18 While the complainant was not successful in all of his complaints before the Tribunal his race discrimination complaint was substantiated. The complainant clearly held a genuine belief that he was discriminated against and victimised. We do not consider that his complaints or the way that his case was presented involved an abuse of process.
19 In Ashenhurst v Optima Property Developments Pty Ltd [2006] NSWADT 143 (17 May 2006) the Tribunal dealt with a costs application under sub-section 88(1) of the Administrative Decisions Tribunal Act 1997. Under that section the Tribunal has a discretion to award costs if satisfied that there are “special circumstances” that warrant an award of costs. In that case the Tribunal referred to the approach adopted to costs in retail lease applications before the Tribunal stating at [7]:
20 Although the Applicant referred to the failed attempt at settlement there is no suggestion that a Calderbank type offer had been made in this case.
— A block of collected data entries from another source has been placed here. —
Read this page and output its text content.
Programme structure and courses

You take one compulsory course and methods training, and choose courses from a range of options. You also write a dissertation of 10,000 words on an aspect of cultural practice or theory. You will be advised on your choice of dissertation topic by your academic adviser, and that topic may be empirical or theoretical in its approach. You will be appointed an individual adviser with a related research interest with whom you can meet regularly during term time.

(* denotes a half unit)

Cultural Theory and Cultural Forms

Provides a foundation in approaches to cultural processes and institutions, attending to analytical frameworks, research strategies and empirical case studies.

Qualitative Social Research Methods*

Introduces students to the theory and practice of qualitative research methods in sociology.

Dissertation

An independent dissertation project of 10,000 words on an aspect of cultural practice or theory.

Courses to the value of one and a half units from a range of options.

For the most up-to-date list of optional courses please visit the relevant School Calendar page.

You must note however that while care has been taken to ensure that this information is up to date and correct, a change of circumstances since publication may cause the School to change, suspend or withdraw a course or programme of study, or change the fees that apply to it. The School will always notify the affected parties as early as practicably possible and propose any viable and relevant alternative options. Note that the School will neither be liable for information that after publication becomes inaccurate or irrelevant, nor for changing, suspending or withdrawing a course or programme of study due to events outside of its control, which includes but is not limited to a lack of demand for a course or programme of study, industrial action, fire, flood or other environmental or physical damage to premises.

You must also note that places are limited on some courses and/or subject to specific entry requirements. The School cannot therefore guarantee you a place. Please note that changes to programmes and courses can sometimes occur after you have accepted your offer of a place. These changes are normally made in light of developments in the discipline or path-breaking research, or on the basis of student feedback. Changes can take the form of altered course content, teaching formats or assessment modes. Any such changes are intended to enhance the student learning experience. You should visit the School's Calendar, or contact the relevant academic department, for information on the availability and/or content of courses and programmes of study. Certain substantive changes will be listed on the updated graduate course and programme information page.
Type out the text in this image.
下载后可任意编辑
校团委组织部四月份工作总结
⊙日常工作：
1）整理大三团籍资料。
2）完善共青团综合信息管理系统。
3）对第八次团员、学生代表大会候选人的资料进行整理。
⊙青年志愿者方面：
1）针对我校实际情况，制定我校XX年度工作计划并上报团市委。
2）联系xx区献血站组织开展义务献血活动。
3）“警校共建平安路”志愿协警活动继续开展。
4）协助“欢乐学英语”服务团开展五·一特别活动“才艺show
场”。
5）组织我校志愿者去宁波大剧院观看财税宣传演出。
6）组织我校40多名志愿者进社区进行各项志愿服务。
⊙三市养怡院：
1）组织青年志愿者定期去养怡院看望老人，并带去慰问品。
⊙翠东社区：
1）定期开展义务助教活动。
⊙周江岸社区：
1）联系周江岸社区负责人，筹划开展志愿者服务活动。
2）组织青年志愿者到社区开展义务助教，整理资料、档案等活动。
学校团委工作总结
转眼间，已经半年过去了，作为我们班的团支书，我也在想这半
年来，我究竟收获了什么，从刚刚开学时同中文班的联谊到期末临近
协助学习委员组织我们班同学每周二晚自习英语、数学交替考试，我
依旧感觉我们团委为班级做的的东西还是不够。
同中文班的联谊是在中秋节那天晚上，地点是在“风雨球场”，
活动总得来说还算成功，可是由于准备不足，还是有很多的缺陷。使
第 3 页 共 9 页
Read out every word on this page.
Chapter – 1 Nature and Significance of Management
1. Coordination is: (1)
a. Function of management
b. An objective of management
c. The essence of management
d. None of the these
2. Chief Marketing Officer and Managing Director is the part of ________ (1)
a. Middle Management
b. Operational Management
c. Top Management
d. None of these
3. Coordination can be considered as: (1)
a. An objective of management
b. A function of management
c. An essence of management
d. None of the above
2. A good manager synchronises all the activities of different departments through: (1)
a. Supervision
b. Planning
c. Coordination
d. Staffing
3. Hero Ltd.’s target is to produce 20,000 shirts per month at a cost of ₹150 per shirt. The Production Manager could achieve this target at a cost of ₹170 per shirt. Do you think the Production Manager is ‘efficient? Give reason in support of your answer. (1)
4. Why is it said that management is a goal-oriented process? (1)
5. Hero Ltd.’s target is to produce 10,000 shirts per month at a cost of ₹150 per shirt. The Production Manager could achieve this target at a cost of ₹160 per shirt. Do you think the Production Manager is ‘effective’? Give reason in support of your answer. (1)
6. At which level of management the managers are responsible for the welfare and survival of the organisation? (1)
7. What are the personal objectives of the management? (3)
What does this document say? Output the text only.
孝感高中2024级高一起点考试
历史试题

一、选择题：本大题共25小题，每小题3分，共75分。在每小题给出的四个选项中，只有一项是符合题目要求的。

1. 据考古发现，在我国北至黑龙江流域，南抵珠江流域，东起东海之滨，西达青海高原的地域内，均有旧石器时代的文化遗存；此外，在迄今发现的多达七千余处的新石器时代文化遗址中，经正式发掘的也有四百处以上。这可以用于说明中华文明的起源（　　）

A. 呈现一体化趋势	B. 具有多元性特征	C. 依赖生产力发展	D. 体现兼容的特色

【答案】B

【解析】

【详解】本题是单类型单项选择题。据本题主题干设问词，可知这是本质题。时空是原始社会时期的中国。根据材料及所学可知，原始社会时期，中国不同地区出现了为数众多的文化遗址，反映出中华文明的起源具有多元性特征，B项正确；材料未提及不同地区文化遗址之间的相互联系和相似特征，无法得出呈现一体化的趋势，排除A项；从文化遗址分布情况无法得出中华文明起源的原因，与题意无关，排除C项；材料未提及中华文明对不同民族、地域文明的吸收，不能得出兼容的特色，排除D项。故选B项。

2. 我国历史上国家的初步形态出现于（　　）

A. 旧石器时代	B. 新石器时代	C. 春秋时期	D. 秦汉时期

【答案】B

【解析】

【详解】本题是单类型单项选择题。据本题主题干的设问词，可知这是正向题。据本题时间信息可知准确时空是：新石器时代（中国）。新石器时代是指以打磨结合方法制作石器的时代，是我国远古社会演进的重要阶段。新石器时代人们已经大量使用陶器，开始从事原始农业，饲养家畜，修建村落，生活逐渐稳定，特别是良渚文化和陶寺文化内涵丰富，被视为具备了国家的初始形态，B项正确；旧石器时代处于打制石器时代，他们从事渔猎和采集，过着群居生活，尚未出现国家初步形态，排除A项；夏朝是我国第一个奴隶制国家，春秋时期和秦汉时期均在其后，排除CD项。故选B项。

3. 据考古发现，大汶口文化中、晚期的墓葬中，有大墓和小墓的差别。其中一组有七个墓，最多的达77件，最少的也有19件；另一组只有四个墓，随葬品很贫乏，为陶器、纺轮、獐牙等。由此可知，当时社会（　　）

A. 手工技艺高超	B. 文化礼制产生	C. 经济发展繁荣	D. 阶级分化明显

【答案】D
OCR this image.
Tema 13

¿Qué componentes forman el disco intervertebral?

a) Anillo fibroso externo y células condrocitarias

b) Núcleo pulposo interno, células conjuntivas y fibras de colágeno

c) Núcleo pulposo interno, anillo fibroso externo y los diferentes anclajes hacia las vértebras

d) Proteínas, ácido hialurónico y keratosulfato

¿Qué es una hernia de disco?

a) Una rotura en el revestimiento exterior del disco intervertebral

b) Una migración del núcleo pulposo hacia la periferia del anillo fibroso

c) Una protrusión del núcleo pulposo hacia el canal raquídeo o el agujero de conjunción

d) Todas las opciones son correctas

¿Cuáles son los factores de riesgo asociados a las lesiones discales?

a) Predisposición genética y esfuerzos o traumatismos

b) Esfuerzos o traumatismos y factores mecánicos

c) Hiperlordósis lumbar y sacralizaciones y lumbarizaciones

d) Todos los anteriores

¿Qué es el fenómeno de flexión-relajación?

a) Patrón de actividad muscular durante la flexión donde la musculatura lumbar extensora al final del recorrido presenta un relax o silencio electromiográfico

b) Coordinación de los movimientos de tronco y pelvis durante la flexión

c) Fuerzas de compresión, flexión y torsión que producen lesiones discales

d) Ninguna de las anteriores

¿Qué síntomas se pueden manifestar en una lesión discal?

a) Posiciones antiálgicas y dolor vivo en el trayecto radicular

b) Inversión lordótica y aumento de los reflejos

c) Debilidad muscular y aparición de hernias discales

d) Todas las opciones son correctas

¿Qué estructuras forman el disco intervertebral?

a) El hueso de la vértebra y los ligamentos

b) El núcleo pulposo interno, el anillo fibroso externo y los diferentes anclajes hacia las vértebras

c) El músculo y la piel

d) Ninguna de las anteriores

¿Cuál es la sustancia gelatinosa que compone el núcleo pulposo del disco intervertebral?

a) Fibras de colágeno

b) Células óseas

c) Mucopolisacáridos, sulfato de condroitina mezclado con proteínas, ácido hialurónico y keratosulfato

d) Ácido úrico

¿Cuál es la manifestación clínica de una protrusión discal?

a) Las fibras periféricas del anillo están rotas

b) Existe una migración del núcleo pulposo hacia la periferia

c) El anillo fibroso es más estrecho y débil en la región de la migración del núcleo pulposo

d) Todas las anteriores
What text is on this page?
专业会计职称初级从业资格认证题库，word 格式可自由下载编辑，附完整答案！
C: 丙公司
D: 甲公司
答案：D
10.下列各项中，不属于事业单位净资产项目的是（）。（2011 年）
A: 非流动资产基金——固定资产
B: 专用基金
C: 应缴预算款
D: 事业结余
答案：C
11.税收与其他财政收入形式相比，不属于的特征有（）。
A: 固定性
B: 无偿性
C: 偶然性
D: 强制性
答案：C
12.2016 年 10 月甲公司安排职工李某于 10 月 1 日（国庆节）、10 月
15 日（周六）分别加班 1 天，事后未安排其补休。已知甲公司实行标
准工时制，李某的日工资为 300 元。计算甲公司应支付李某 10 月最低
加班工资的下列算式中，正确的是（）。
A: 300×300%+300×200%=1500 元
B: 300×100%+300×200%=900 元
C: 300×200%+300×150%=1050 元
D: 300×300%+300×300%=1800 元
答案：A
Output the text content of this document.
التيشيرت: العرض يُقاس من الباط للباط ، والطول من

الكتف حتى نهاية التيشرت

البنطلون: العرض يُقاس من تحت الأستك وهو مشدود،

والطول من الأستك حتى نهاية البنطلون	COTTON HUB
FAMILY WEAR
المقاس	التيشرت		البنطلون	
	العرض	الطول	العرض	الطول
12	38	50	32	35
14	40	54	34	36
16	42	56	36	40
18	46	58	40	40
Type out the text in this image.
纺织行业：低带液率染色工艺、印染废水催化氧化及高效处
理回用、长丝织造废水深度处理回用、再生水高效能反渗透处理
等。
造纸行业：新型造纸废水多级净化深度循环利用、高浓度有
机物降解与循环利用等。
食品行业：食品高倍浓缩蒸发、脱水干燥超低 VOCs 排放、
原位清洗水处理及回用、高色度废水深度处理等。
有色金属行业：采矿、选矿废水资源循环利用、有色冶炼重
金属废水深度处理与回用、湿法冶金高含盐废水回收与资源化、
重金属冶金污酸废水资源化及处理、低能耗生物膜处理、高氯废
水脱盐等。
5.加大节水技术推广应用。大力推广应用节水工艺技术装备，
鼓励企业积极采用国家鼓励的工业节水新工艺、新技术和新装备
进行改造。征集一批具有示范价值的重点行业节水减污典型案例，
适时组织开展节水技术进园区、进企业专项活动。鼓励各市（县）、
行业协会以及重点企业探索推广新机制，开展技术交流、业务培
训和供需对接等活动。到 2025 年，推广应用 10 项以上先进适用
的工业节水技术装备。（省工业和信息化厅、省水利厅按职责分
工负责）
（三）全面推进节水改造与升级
... In retail leases applications it has been held that where (a) a successful party in proceedings has made an offer of compromise of the dispute before the conclusion of the proceedings; (b) the unsuccessful party has unreasonably rejected the offer; and (c) the terms of the offer were more favourable to the unsuccessful party than the orders made by the Tribunal, that these may constitute "special circumstances" warranting a cost order: see Singh (supra) at [13]. This it has been held to be analogous with costs rules in the Supreme and District Courts and the principles laid down in Calderbank v Calderbank [1975] 3 ALL ER 333: see Irresistible Frocks Salon Pty Ltd v Sparbac Pty Ltd and Roche Group Pty Ltd (No 2) [2004] NSWADT 72.
21 We are not satisfied that circumstances exist that justify an exercise of the discretion to order for costs for the Respondent.
Orders
The Applicant’s and the Respondent’s applications for costs are dismissed.